Ken is a kid who can't do anything right. He daydreams during the school year and isn't promoted. He is the object of his older brother's scorn. He makes a mess of everything he is asked to do on his father's ranch; his father is fed up with him.

Just when you think Ken is doomed to a life of failure, his mother has an imaginative idea: give Ken what he wants most, a horse of his own, a horse to break and teach and love. And because he loves his wife and because he can't think of anything else, Ken's father agrees and allows Ken to choose a colt to raise.

Ken chooses Flicka, a colt with a wild and unmanageable mother. Ken's father tries to change his son's mind, but Ken stubbornly clings to his desire for Flicka.

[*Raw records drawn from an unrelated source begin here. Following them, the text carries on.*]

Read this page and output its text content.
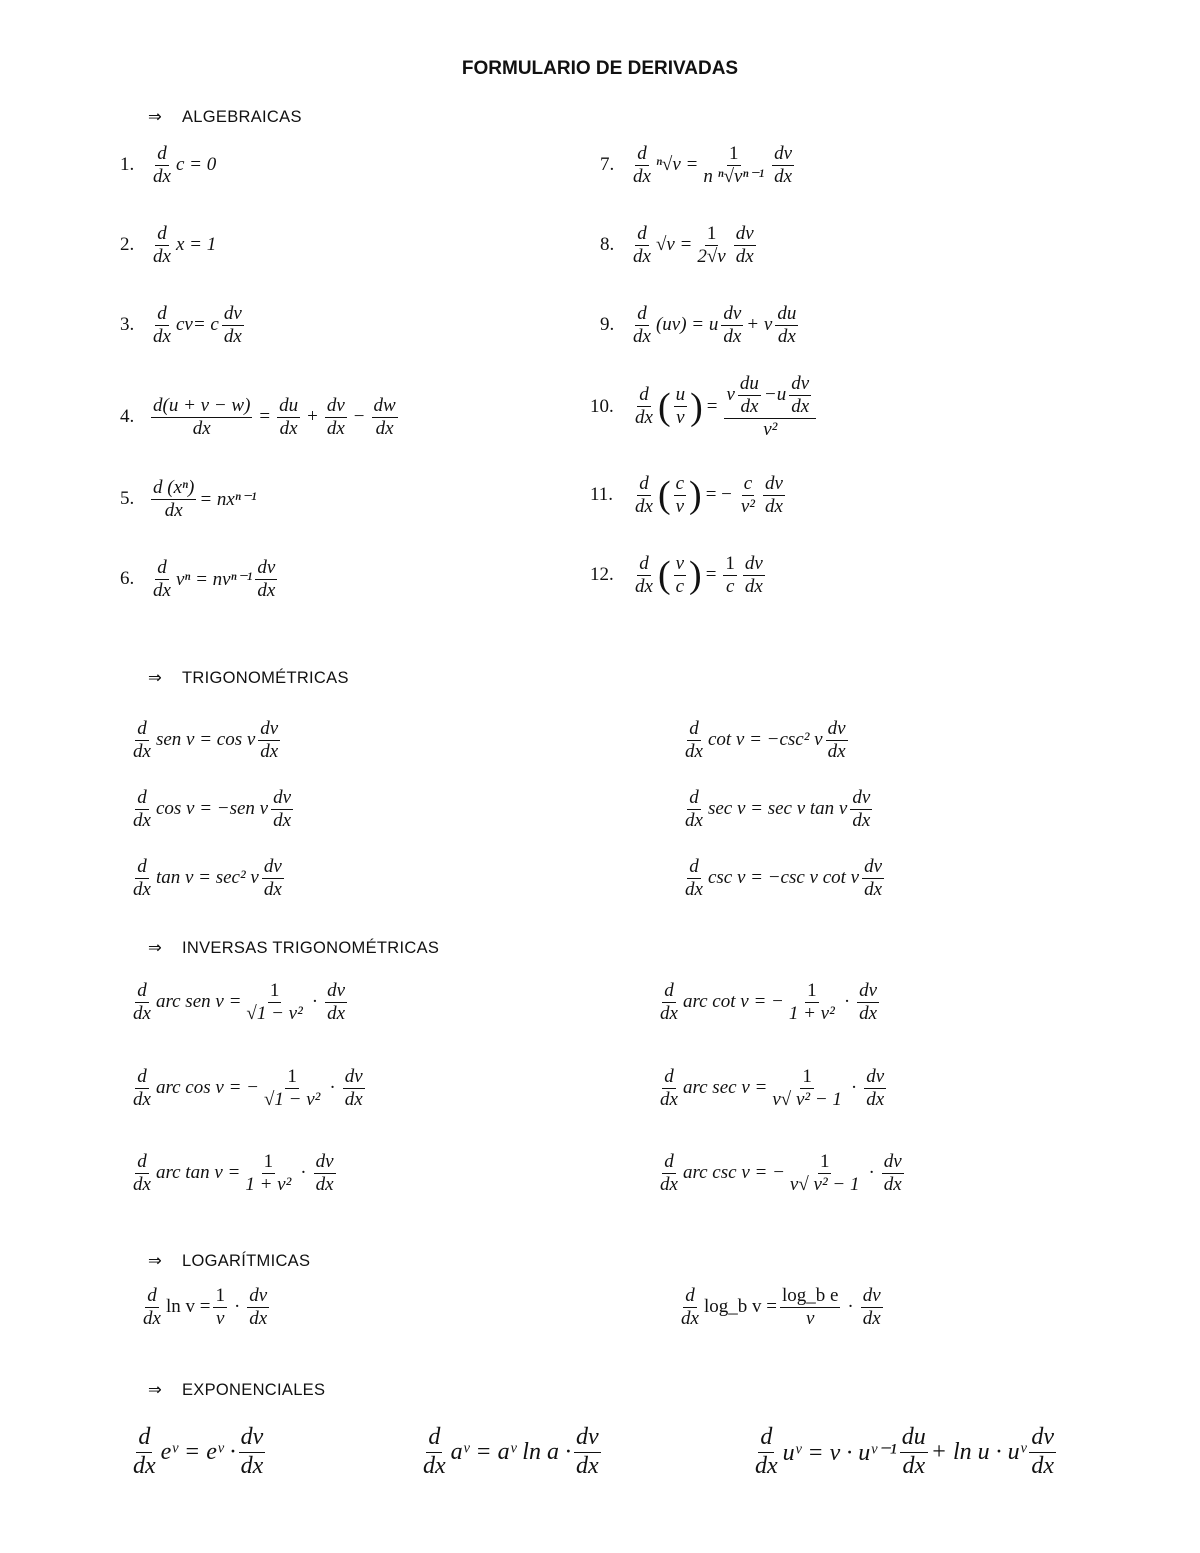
FORMULARIO DE DERIVADAS
⇒ ALGEBRAICAS
1. $\frac{d}{dx}$ c = 0	7. $\frac{d}{dx} ^n√v = \frac{1}{\text{n ⁿ√vⁿ⁻¹}} \frac{dv}{dx}$
2. $\frac{d}{dx}$ x = 1	8. $\frac{d}{dx} √v = \frac{1}{2√v} \frac{dv}{dx}$
3. $\frac{d}{dx}$ cv = c $\frac{dv}{dx}$	9. $\frac{d}{dx} (uv) = u \frac{dv}{dx} + v \frac{du}{dx}$
4. $\frac{d(u + v - w)}{dx} = \frac{du}{dx} + \frac{dv}{dx} - \frac{dw}{dx}$	10.	$\frac{d}{dx}$ ( $\frac{u}{v}$ ) = $\frac{v \frac{du}{dx} - u \frac{dv}{dx}}{\text{v²}}$
5. $\frac{\text{d (xⁿ)}}{dx} = nx^{n-1}$	11.	$\frac{d}{dx}$ ( $\frac{c}{v}$ ) = − $\frac{c}{\text{v²}} \frac{dv}{dx}$
6. $\frac{d}{dx}$ $v^n = nv^{n-1} \frac{dv}{dx}$	12.	$\frac{d}{dx}$ ( $\frac{v}{c}$ ) = $\frac{1}{c} \frac{dv}{dx}$
⇒ TRIGONOMÉTRICAS
$\frac{d}{dx}$ sen v = cos v $\frac{dv}{dx}$	$\frac{d}{dx}$ cot v = −csc² v $\frac{dv}{dx}$
$\frac{d}{dx}$ cos v = −sen v $\frac{dv}{dx}$	$\frac{d}{dx}$ sec v = sec v tan v $\frac{dv}{dx}$
$\frac{d}{dx}$ tan v = sec² v $\frac{dv}{dx}$	$\frac{d}{dx}$ csc v = −csc v cot v $\frac{dv}{dx}$
⇒ INVERSAS TRIGONOMÉTRICAS
$\frac{d}{dx}$ arc sen $v = \frac{1}{\text{√1 − v²}} \cdot \frac{dv}{dx}$	$\frac{d}{dx}$ arc cot v = − $\frac{1}{\text{1 + v²}} \cdot \frac{dv}{dx}$
$\frac{d}{dx}$ arc cos v = − $\frac{1}{\text{√1 − v²}} \cdot \frac{dv}{dx}$	$\frac{d}{dx}$ arc $\sec v = \frac{1}{\text{v√ v² − 1}} \cdot \frac{dv}{dx}$
$\frac{d}{dx}$ arc $\tan v = \frac{1}{\text{1 + v²}} \cdot \frac{dv}{dx}$	$\frac{d}{dx}$ arc csc v = − $\frac{1}{\text{v√ v² − 1}} \cdot \frac{dv}{dx}$
⇒ LOGARÍTMICAS
$\frac{d}{dx}$ $\ln v = \frac{1}{v} \cdot \frac{dv}{dx}$	$\frac{d}{dx}$ log_b $v = \frac{\text{log\_b e}}{v} \cdot \frac{dv}{dx}$
⇒ EXPONENCIALES
$\frac{d}{dx}$ eᵛ = eᵛ · $\frac{dv}{dx}$	$\frac{d}{dx}$ aᵛ = aᵛ $\ln a \cdot \frac{dv}{dx}$	$\frac{d}{dx}$ uᵛ = v · uᵛ⁻¹ $\frac{du}{dx} + \ln u$ · uᵛ $\frac{dv}{dx}$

And once again, it feels like Ken is heading for doom, that he has once again made the wrong choice.

But, though Flicka and Ken have many setbacks, Ken's decision to choose Flicka is a good one, and both Ken and Flicka become stronger for their trials and troubles.

This is a great story of courage and redemption and love and struggle.

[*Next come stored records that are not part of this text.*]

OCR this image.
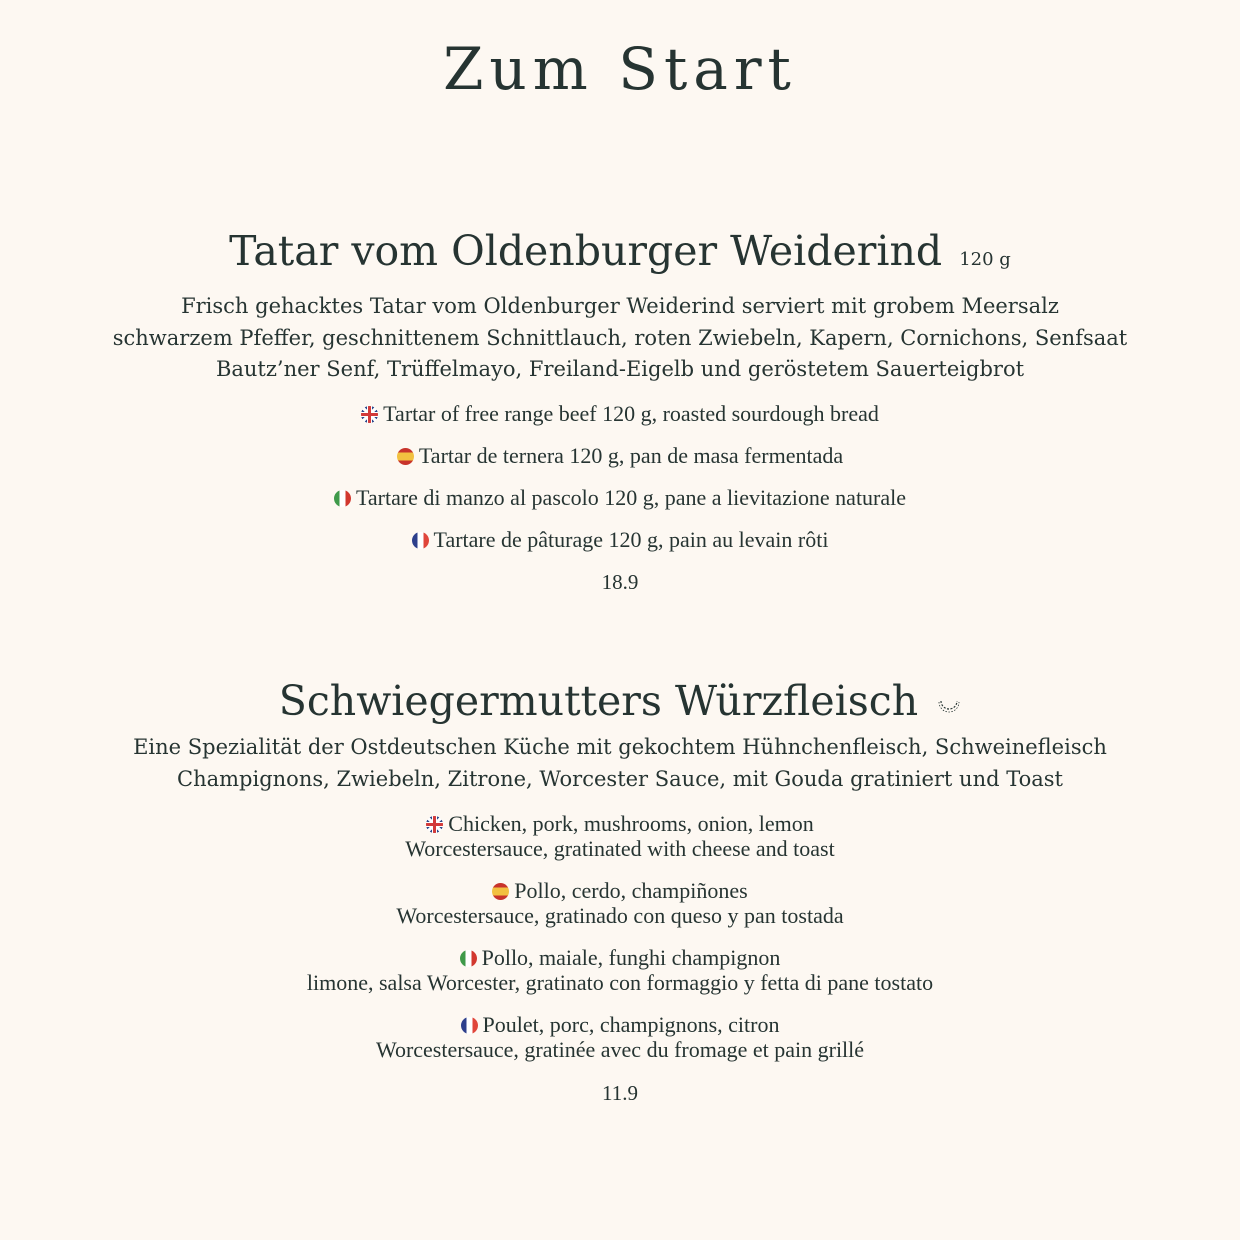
Zum Start
Tatar vom Oldenburger Weiderind 120 g

Frisch gehacktes Tatar vom Oldenburger Weiderind serviert mit grobem Meersalz
schwarzem Pfeffer, geschnittenem Schnittlauch, roten Zwiebeln, Kapern, Cornichons, Senfsaat
Bautz’ner Senf, Trüffelmayo, Freiland-Eigelb und geröstetem Sauerteigbrot

Tartar of free range beef 120 g, roasted sourdough bread
Tartar de ternera 120 g, pan de masa fermentada
Tartare di manzo al pascolo 120 g, pane a lievitazione naturale
Tartare de pâturage 120 g, pain au levain rôti
18.9
Schwiegermutters Würzfleisch

Eine Spezialität der Ostdeutschen Küche mit gekochtem Hühnchenfleisch, Schweinefleisch
Champignons, Zwiebeln, Zitrone, Worcester Sauce, mit Gouda gratiniert und Toast

Chicken, pork, mushrooms, onion, lemon
Worcestersauce, gratinated with cheese and toast
Pollo, cerdo, champiñones
Worcestersauce, gratinado con queso y pan tostada
Pollo, maiale, funghi champignon
limone, salsa Worcester, gratinato con formaggio y fetta di pane tostato
Poulet, porc, champignons, citron
Worcestersauce, gratinée avec du fromage et pain grillé
11.9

Wonderful story about a boy who daydreams and a filly no one thinks can be gentled because her mother is so completely "loco." There's a lot going on in this story, but it all comes around to a horse and boy who save each other and become best friends in the process. Read with a box of tissues, however, because there are parts that will have most people bawling even though they know a children's story will end on a high note. Boy, what a high note! I told my son, when he seemed crestfallen when it was over, that it was a good way to end a book - on a high note of hope and reward for the struggle they both persisted through.

Other than one racially insensitive comment, this book is timeless and beautiful. It's ostensibly a story about a boy and a horse, but there's more here than that. I read it at 8 and again at 35, and both times I was impressed down to my toes.